Persevere Through the Pain
So here we are back where we began. The point of suffering is so that the glory, the beauty, the worth, the truth, the all-satisfying supremacy of Christ might be seen and magnified in the joy of those who count him more to be desired than all that they are losing in suffering for his sake. Gratitude is a wonderful way to show glory the God, but nothing like joy in suffering. Because when you’re grateful for all of God’s gifts, the world looks at that and says, “I can do that. I can do that. I can say thank you when I’ve got health, I can say there when I’ve got wealth, I can say thank you when I’ve got a job, I can say thank you when nobody’s upset with me.” That’s no big testimony. It’s good; it’s good to be thankful. It’s just no big deal in the world. It’s a big deal to God. If you’re not thankful you’re lost.
But what’s a big deal in the world is when you suffer and count him — not his gifts; they’re all being taken away — count him as all satisfying. Then the world cannot explain, and they might ask you a reason for the hope that is in you. Anybody ask you a reason recently for the hope that is in you? Do you know why? You’re not suffering very much. And therefore, you have no occasion to show that Jesus is superior to the computer or the car or the lake home or your health or your family. Jesus makes very clear how we rejoice in suffering.

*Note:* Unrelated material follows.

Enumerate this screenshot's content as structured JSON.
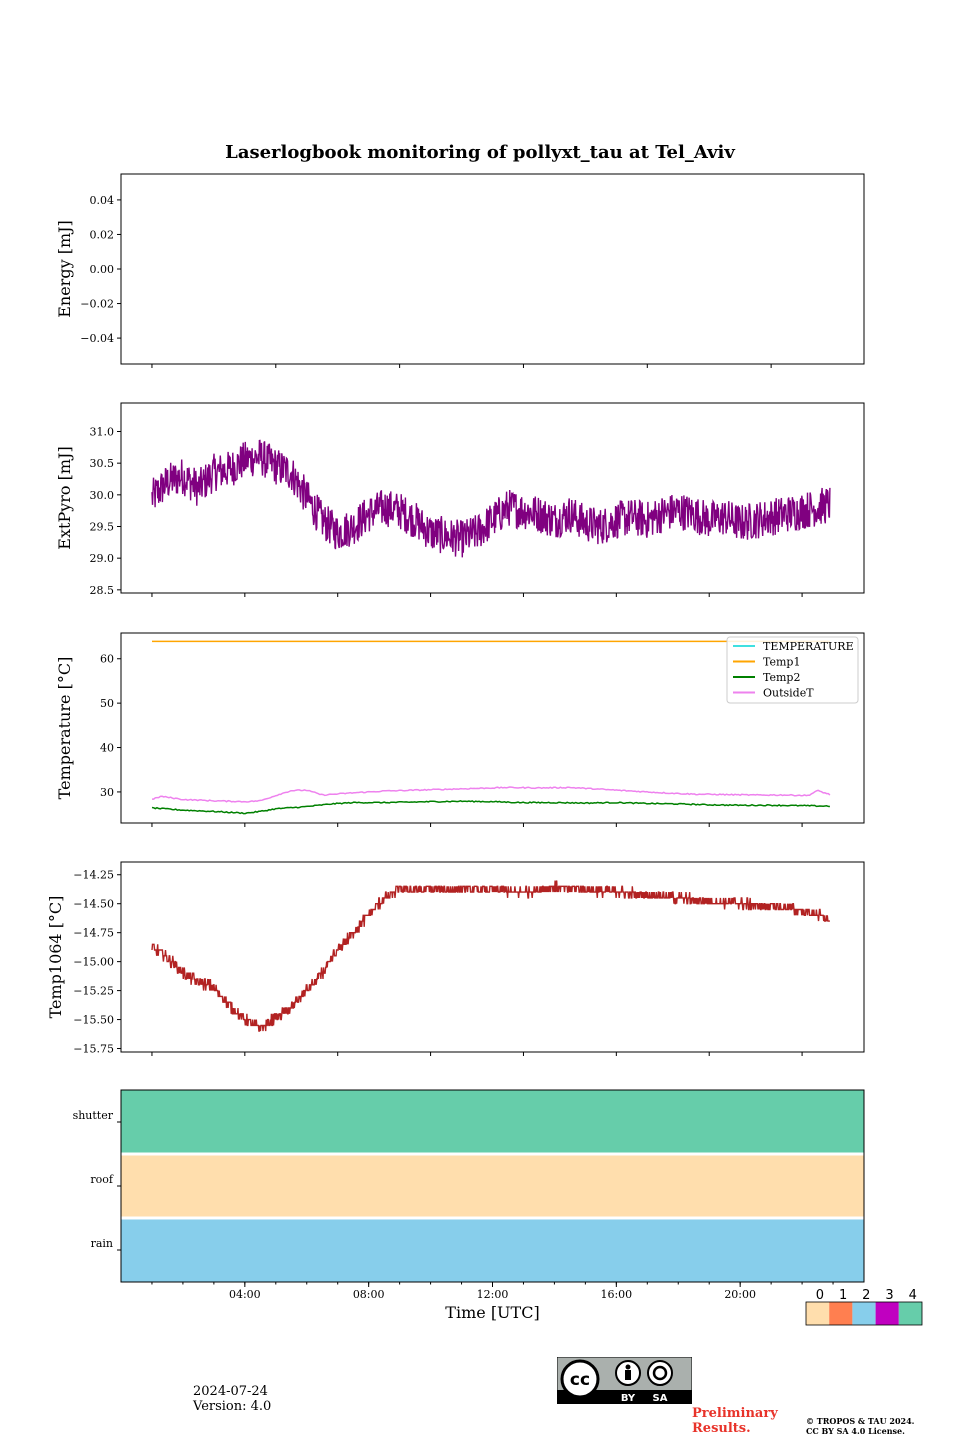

Blessed are you when others revile you and persecute you and utter all kinds of evil against you falsely on my account. Rejoice and be glad, for your reward is great in heaven. (Matthew 5:11–12)
So I’m calling you here as I close, I’m calling you to a radical, war-time simplification of your life, and the embrace of the Calvary road of love. You all know people that you could love more, that would be more costly to love. Let’s just start simple. You know people who you could talk to that would be risky to talk to. You don’t have to jump off the temple. You just have to be loving — radically, mouth-opened loving in hard places, in risky places. And then you’ll have an occasion to prove that Christ is great, and is magnified in your life.
Orlando quoted my favorite sentence: God is most glorified in you when you are most satisfied in him. And let’s just add this as we close: he is even more glorified in you when you are satisfied in him, if your satisfaction in him is persevering through pain.